The Scottish Mental Health Arts Festival (SMHAF) will take place across Scotland this October for its 18th year, led by the theme ‘In/Visible’. 

From Thursday 10–Sunday 27 October the festival will play host to 220 events, including Now You See Us, a special two-day showcase of artist commissions, creative workshops, vital discussions, film screenings and more, including self-defined schizospectrum playwright Jen McGregor (pictured above) and her work-in-progress play Hallucinogen; Men Don’t Talk, a new play on male mental health by writer Claire Prenton; an International Film Award ceremony, which will celebrate categories like personal narrative, human rights and experimental, selected from 400 submissions; and new exhibition Our Power, created by people with lived experience of racist microaggressions to explore the impacts it has on their mental health.

Silent Men, one film being shown at the festival

The festival has also commissioned five artists to tackle its core theme: Deborah Shaw (aka Aurora Engine) will create an electronic-infused choral suite inspired by her experiences with Tourette's syndrome; Meray Diner will screen a moving image film drawing on interviews with people from migrant backgrounds and conflict zones, exploring how news events can trigger them in a way that is unspoken and invisible; Ritu Arya will exhibit a sculptural installation consisting of 'inside-like’ bodily shapes to visualise the impact of trauma; Rebecca Livesey-Wright and Indra Wilson will collaborate on a process of polyvocal writing, drawing on their experiences of pregnancy; and Sarah Forrest will create a short film in collaboration with her 15-year-old nephew about his experience of ADHD, asking the question: ‘how can we be sure if we’re seeing or not seeing the same things as each other?’

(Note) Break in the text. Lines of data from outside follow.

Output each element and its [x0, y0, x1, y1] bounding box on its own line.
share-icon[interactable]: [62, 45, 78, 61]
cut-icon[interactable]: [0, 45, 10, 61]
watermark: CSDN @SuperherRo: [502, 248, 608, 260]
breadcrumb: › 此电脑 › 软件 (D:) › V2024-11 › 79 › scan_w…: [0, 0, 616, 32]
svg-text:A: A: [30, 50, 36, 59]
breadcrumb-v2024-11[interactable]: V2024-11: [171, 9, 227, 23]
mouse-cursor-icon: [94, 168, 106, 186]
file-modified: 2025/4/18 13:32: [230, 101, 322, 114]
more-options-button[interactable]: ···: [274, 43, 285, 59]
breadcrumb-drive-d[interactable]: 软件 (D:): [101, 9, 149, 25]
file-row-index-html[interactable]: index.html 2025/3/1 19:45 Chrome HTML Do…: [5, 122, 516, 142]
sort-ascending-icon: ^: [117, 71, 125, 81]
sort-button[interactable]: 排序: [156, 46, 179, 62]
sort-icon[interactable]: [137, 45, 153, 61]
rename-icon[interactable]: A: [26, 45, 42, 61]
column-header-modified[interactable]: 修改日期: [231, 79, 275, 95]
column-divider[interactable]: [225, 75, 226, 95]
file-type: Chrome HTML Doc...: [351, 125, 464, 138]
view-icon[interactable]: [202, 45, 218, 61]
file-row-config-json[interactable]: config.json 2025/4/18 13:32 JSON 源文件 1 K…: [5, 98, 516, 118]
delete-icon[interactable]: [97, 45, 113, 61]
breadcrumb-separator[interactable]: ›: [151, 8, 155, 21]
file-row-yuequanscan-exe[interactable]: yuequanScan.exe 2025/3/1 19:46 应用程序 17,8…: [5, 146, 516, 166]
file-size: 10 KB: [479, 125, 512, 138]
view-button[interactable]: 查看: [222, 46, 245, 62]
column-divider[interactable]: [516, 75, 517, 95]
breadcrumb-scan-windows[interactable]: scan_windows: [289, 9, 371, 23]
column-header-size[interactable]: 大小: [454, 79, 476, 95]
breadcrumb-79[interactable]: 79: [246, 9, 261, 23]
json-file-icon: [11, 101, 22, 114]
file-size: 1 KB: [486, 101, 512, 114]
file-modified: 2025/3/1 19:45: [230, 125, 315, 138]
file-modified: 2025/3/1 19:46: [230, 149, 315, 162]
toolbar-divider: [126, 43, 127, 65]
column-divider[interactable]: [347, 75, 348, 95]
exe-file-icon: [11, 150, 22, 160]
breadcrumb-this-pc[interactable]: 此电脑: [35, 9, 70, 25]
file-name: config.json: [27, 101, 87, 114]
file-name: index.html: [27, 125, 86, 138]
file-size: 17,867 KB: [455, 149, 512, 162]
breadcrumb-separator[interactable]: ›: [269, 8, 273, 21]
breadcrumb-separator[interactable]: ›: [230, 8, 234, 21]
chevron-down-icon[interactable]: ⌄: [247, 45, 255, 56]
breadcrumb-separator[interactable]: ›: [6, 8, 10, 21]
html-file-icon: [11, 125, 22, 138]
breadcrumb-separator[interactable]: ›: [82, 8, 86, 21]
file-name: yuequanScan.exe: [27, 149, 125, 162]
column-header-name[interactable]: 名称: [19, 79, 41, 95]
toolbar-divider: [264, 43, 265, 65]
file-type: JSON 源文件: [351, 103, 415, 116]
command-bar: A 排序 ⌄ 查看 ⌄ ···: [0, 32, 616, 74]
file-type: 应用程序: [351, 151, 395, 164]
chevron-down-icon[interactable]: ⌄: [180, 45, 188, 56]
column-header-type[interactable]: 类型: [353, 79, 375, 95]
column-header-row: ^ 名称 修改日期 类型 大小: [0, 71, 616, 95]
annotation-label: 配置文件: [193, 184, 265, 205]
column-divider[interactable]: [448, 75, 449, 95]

Gail Aldam, Arts and Events Manager Scotland for the Mental Health Foundation said, ‘Every year our group of festival coordinators from across Scotland choose a theme together, and we’re especially excited about this one. Invisibility is such a rich theme to explore in relation to mental health. It’s an opportunity to talk about all the ways that people can be made to feel invisible and how isolating this can be, it’s an opportunity to talk about stigma, about the things we keep hidden, and about inequality. 

‘But we also want to explore visibility – what are the things we choose to reveal about ourselves and our mental health and what are the things we don’t? How do we make the invisible visible? Through our artist commissions, and proposals for our showcase in Glasgow and other events across Scotland, we’ve already received so many powerful and provocative responses to this theme and we can’t wait to see what the SMHAF community across Scotland comes up with in October.’

Scottish Mental Health Arts Festival, various venues, Thursday 10–Sunday 27 October.